An uncensored peek at Gov. Scott’s e-mail

A n absolutely true news item: To erase the perception that it was censoring public records, the office of Gov. Rick Scott has announced it will no longer delete unflattering correspondence from the governor’s official email account.

Dear Rick,

We received your inquiry about a possible stage appearance with Gov. Romney during his upcoming campaign swing through Florida. Unfortunately, Mitt has a very tight schedule and it’s unlikely he’ll have time to be seen with you.

Perhaps after the election you can come visit him at the White House, or at least take the tour. Meanwhile, keep up your good work in the Sunshine State, and try not to get discouraged by those scary low poll numbers!

Warmest regards,

Dear Gov. Scott,

I’m a huge supporter of your plan to drug-test state workers and welfare recipients. Wouldn’t it be a neat idea to do the same thing to all the delegates at the Republican National convention this month in Tampa?

What a golden opportunity for the GOP to set a moral example for the whole country, while also showcasing your own unique priorities as governor.

I just happen to own a company that sells urine-sampling kits online for $24.95, but for you we’ll make it an even 20 bucks apiece. What do you say?

Dear Governor,

I was really upset to read that elections officials in Florida aren’t finding as many illegal voters as everybody expected, and by everybody I mean all red-blooded American patriots such as myself.

What kind of a lame purge are you running, anyway?

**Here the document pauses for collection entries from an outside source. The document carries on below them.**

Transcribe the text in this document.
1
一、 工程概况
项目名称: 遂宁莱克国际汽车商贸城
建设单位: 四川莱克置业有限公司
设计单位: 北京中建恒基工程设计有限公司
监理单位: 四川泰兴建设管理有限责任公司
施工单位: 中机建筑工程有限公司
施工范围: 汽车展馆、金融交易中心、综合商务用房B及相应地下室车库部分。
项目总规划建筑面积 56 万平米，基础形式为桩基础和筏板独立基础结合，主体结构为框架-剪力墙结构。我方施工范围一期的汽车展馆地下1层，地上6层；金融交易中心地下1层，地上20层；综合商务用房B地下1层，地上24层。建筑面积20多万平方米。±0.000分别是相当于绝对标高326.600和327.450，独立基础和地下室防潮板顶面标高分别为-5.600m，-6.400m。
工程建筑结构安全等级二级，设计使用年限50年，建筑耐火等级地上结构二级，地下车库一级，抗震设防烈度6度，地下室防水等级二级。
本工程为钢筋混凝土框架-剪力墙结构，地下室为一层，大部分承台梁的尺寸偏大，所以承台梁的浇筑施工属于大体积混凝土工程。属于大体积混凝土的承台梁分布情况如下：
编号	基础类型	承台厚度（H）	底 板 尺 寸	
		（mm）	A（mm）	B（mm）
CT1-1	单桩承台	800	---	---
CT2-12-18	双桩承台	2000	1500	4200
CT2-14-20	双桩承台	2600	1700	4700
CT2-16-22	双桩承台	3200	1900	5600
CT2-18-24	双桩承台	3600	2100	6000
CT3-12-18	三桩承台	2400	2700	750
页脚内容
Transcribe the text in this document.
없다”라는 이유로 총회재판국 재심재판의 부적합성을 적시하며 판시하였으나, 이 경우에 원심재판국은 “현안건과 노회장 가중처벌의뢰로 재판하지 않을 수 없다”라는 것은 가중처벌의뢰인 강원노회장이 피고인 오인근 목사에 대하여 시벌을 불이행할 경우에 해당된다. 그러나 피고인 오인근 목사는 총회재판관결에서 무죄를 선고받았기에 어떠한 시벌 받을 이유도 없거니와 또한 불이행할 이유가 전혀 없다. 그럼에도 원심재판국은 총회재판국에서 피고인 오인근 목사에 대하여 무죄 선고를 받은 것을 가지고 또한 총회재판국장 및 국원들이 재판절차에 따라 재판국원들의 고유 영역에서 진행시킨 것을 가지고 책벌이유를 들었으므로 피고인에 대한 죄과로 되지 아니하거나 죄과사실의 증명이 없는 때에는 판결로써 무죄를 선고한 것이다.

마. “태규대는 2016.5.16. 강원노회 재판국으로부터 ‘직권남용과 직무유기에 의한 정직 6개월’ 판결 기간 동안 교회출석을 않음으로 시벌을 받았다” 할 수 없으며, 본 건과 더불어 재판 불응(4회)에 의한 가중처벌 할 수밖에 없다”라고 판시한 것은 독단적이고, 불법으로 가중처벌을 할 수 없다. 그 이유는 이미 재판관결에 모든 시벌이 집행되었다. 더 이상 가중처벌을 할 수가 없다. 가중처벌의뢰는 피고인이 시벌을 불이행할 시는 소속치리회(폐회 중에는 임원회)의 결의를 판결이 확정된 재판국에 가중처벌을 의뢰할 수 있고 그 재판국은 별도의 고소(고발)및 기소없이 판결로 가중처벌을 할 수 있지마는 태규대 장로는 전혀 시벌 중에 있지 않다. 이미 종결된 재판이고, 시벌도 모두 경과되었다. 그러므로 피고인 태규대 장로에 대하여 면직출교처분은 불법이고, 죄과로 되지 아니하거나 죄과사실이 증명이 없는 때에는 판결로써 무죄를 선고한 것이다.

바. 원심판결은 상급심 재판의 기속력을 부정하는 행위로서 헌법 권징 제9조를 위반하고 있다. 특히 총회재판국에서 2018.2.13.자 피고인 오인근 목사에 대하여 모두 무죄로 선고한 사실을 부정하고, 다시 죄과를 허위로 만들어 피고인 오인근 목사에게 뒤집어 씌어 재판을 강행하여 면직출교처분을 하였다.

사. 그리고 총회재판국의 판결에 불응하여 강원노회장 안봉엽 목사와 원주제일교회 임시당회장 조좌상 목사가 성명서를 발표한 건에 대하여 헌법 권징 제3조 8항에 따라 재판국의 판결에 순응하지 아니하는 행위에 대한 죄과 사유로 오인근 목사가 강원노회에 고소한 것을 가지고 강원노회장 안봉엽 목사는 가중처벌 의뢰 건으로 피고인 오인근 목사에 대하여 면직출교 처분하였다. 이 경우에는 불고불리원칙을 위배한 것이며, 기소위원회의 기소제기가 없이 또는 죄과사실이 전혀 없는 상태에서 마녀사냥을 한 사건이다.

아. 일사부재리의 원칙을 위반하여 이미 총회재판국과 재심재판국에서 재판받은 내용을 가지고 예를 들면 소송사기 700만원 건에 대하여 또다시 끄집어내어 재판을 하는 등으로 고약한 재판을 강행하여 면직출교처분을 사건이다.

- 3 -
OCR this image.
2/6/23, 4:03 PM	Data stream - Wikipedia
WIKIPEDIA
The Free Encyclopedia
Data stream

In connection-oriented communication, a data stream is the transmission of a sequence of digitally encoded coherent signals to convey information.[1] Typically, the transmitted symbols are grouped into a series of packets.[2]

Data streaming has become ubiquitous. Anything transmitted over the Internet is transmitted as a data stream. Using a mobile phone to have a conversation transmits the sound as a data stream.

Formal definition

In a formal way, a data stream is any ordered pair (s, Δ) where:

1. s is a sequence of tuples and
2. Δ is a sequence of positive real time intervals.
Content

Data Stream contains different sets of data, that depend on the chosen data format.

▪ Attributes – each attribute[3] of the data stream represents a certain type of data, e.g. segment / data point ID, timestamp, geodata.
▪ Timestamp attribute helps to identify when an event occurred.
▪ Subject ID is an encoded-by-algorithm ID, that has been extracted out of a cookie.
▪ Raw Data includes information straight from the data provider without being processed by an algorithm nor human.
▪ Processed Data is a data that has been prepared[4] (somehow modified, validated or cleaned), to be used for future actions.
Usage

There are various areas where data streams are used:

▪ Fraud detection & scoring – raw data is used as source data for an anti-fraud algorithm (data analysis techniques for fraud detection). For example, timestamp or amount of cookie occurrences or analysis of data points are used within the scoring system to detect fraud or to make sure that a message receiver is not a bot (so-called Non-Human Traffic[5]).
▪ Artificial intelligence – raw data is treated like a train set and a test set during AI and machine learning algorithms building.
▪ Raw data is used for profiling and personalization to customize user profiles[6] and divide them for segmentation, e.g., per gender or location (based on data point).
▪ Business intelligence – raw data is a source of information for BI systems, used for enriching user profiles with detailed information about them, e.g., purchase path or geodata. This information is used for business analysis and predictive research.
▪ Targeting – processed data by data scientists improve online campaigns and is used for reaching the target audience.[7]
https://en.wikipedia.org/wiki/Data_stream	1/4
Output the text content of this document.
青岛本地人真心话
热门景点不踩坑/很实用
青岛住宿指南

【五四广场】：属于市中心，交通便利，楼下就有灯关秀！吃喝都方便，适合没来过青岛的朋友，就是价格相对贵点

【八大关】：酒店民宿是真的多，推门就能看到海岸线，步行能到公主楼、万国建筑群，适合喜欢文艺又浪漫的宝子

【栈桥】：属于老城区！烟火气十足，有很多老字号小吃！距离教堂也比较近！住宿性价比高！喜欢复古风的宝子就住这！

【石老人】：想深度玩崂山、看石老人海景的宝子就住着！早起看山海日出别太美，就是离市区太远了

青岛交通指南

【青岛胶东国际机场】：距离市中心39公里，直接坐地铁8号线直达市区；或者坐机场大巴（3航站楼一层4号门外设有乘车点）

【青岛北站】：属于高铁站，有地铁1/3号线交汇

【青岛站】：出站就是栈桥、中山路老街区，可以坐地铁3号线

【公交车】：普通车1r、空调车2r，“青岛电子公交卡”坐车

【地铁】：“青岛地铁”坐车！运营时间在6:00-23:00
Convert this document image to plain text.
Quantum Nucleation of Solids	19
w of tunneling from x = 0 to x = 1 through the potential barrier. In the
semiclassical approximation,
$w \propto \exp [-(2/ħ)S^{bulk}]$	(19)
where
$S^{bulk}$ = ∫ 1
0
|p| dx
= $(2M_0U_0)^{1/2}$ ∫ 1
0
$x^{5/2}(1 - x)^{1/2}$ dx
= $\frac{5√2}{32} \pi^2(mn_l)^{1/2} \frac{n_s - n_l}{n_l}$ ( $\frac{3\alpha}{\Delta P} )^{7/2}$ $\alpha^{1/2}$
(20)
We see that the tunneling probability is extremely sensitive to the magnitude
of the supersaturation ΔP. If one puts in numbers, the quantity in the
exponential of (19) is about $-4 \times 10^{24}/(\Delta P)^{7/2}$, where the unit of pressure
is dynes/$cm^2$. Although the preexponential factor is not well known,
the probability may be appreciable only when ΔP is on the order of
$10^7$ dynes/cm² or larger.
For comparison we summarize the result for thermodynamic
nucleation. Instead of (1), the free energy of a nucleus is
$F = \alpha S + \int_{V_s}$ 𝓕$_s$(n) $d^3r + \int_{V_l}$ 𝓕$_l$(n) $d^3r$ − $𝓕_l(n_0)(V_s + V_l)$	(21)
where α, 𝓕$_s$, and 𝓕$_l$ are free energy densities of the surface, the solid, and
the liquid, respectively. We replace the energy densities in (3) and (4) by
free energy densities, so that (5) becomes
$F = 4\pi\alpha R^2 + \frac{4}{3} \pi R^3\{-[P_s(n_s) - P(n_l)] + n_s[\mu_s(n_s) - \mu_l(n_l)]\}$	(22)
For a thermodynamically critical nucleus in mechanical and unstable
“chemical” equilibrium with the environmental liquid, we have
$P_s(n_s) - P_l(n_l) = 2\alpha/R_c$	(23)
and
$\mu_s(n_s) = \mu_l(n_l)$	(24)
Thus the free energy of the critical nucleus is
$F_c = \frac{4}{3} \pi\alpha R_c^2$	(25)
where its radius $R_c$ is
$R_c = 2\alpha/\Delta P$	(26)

The fact that Obama won Florida in 2008 means there must be hundreds of thousands of illegals registered, maybe even some white ones. Just start with a list of whoever voted for that Muslim-loving, basketball-playing socialist, and work your way down.

Get on the stick, man! Time’s running out.

Dear Rick,

I received your latest note asking about Gov. Romney’s appearance schedule while he’s in Florida. It’s very kind of you to offer to fly wherever he is, anytime, and it’s also helpful to know that your private jet needs only 3,200 feet of runway.

However, Gov. Romney’s itinerary remains undecided, and we won’t know anything definite until, oh, four minutes or so before he actually arrives.

It might be Bradenton, might be Sarasota, maybe even St. Pete. That’s our Mitt!

In any case I’m sure your paths will cross some day. Thanks again for not mentioning him in your recent media interviews.


Dear Gov. Scott,

I am writing on behalf of many here who support your plans to privatize Florida’s prisons. We think this would be awesome, because right now the food sucks and the library is, like, a joke. Just try to find a copy of Hustler, or even Maxim.

You’re probably catching some heat after all the bad s--- that went down at those privately run prisons and halfway houses in New Jersey. We just wanted you to know that we’d never escape like all those inmates up there and, if we did, we’d never rob or kill anybody.

Like you, Mr. Scott, we are strong believers in smaller government. Talk in the yard is that you’ll keep on pushing for private lockups, and we’ve got your back.

Peace out,

Dear Gov. Scott,

Thanks for flipping off the Supreme Court and saying no way to Obamacare.

My mother-in-law was one of the million additional patients in Florida who would have been eligible for Medicaid payments, if you hadn’t spurned that terrible law.

Trust me when I tell you this woman is a major pain. I’ve been waiting years for the old shrew to kick the bucket. Finally she’s running out of money for doctors, and I was scared that the federal government was going to butt in and help her out.

But you singlehandedly stopped that from happening, governor. All I can say is: Whew!

I give her another 18 months, maybe a year. Then we’ll finally have room for that pool table!

Gratefully yours,

Dear Rick,

I’m sorry to hear that your tickets and floor passes to the Republican Convention were apparently lost in the mail. Be certain it was not Gov. Romney’s intention to discourage you from attending this important and exhaustively scrutinized event.

On the contrary, we’re proud to have you in our great political party at such a critical crossroads in history!

Unfortunately, after the host committee didn’t hear back from you, your seats were given to Sen. Rubio’s plumber and his date. Also, your name was put on the Secret Service watch list.

Please accept Gov. Romney’s most sincere apologies. We’ve made special arrangements for you to watch his acceptance speech at a special high-def screening in room 307 at the Embassy Suites near Busch Gardens.

Mitt personally told me that he’s looking forward to working with you as he steers America back to prosperity, but he’d appreciate it if you kept this to yourself.